# Apparent violation of KVL

• caesius
In summary, the conversation is about a question regarding the derivation of the current with respect to time in source-free RL circuits. The person is confused about the sign convention used and why the equation is not written as -vR + vL = 0. The other person explains that the components are actually in series and uses the direction of the current as the sign convention for vL and vR. They also mention that both elements are in parallel and in series.

## Homework Statement

Not really a problem, but we're learning about source-free RL circuits and the instructor was deriving the current w.r.t time. I've actually seen this derived a few times but one thing has always bothered me.

Looking at this picture recreated from the text

http://homebrew.net.nz/RL.png [Broken]

The equation dervied from it says:

Ri + vL = 0

which implies vR + vL = 0

but I've always thought that with KVL you simply write down the first sign you hit when tranversing the circuit, i.e., why is the equation not

-vR + vL = 0

Surely since the two components are in parallel the voltage drop across them has to be equal??!

Thanks if anyone can clear up my confusion

Last edited by a moderator:
caesius said:
Surely since the two components are in parallel the voltage drop across them has to be equal??!

They are in series.

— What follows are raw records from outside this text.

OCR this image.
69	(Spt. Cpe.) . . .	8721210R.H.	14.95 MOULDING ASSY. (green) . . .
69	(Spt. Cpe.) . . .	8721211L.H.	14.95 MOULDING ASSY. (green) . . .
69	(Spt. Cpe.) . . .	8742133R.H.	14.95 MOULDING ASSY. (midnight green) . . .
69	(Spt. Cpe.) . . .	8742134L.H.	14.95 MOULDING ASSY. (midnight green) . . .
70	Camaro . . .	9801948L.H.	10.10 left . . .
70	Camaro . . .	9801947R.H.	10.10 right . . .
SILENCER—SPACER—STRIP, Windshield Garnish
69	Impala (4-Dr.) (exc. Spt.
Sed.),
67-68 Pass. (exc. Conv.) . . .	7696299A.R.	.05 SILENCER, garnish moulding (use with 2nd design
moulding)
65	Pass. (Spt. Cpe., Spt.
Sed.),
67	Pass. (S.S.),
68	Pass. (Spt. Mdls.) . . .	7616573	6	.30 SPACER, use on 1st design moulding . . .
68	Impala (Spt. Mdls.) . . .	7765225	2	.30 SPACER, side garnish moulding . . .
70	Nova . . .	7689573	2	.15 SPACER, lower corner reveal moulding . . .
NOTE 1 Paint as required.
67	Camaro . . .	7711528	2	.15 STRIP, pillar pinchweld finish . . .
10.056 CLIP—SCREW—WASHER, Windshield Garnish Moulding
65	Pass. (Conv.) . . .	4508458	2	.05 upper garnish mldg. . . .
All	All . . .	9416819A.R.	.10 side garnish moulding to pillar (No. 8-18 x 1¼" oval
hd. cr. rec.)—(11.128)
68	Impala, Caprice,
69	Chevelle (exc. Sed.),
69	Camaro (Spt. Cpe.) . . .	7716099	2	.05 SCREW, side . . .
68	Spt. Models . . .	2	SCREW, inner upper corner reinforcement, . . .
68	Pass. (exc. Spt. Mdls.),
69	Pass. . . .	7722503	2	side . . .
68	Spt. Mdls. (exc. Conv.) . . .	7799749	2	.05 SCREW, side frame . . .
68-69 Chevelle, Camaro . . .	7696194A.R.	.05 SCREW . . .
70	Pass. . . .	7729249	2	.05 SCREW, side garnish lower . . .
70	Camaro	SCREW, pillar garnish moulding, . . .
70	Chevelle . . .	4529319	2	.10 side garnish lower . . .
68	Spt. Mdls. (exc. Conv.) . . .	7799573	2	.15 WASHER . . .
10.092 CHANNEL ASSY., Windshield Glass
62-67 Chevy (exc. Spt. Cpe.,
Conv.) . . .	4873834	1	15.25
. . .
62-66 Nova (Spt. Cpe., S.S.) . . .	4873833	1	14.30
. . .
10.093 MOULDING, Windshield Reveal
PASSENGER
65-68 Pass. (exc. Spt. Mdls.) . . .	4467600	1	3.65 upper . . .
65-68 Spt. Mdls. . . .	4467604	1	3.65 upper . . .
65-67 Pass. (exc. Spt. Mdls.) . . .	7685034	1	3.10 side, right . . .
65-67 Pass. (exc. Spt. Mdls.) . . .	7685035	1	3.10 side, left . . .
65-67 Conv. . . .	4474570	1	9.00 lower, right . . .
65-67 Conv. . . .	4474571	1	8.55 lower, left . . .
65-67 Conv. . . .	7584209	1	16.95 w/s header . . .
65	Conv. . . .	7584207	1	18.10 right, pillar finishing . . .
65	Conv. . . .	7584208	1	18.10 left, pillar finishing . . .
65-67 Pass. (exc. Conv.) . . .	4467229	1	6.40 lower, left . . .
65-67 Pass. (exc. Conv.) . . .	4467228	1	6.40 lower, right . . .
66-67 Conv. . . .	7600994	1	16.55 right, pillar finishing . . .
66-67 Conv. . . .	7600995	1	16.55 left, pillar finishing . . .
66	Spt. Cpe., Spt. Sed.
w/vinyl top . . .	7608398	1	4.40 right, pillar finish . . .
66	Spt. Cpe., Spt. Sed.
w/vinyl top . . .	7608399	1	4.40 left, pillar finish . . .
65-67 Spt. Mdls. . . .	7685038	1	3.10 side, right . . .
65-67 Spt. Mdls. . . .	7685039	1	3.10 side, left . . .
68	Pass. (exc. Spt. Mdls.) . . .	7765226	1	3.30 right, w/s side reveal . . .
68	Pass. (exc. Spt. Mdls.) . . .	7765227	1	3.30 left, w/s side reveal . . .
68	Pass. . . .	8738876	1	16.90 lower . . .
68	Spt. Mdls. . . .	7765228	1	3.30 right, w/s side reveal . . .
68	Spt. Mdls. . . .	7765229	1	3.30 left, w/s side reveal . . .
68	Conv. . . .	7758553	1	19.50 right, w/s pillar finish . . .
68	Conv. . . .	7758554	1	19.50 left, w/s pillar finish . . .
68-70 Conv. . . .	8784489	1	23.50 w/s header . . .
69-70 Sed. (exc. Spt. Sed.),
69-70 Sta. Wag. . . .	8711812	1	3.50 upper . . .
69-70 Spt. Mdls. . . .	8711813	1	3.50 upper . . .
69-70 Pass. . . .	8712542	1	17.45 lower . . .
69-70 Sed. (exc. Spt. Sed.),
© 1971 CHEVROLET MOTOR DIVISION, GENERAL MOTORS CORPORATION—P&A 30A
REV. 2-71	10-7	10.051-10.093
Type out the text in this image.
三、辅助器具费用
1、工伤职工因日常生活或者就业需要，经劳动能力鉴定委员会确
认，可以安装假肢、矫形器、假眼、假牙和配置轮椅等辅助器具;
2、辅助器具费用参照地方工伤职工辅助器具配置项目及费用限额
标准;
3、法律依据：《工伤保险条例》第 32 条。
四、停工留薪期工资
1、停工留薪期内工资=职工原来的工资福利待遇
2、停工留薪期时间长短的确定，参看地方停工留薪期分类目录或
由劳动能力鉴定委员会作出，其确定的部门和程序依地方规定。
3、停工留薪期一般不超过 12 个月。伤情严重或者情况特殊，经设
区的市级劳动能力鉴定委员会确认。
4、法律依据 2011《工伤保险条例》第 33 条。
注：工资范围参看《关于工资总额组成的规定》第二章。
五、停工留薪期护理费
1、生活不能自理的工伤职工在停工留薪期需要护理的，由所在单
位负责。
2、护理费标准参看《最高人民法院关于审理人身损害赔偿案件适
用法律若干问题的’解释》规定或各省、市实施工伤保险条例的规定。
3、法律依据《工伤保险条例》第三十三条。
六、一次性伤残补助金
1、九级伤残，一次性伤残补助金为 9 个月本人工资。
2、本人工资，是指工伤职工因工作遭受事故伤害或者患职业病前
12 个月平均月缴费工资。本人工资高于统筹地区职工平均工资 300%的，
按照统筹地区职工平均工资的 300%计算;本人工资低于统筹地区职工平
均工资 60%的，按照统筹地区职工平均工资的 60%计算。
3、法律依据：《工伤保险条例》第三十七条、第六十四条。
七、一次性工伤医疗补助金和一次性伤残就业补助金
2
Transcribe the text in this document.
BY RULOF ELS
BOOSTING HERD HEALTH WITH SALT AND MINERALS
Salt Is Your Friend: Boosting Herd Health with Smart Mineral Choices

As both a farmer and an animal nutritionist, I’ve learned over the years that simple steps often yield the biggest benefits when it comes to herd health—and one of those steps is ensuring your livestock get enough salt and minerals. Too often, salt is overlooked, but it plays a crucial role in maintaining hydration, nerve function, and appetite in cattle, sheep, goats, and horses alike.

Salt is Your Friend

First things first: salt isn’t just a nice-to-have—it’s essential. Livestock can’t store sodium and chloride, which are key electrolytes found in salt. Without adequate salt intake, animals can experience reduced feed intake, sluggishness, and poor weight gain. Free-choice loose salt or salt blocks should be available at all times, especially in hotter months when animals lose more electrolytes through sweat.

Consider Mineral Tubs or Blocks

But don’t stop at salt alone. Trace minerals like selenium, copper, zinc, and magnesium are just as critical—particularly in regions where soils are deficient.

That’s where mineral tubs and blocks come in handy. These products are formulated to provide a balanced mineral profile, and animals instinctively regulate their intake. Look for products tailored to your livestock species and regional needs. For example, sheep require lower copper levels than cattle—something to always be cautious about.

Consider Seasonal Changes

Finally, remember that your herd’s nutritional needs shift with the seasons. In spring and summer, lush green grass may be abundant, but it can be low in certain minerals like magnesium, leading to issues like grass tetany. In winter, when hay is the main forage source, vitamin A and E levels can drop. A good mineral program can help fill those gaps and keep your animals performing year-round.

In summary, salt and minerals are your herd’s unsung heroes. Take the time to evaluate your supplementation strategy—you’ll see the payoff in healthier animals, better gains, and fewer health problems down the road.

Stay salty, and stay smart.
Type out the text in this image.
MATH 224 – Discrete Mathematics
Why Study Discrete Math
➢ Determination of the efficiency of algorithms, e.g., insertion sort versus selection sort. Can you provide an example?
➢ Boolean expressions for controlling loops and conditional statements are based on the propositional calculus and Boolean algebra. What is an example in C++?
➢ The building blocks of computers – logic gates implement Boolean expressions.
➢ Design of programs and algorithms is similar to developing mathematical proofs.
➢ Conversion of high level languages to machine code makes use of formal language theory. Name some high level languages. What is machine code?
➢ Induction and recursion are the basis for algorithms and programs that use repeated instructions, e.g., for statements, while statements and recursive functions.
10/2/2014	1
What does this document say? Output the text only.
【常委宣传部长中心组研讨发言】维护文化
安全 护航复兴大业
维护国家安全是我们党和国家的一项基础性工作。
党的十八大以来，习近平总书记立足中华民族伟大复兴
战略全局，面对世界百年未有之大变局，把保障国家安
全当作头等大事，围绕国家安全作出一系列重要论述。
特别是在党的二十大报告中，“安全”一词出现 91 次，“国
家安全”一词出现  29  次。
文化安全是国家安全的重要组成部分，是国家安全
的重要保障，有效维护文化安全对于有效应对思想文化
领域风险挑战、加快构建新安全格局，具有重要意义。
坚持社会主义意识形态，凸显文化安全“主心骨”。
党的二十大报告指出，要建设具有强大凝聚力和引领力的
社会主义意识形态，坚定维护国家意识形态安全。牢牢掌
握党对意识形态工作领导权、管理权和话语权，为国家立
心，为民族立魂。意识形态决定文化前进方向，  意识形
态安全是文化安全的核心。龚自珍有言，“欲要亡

We want to say that the currents through
L and R are equal. We use this circulating current direction as
our sign convention for vL and vR.
vL +vR = 0

Since the direction of i is defined opposite to the actual current you'd get with a positive voltage across R, we have

VR = - i R

Equate this expression with VL and see what you get.

p.s. FYI, in this case the two elements are both in parallel (same voltage) and in series (same current).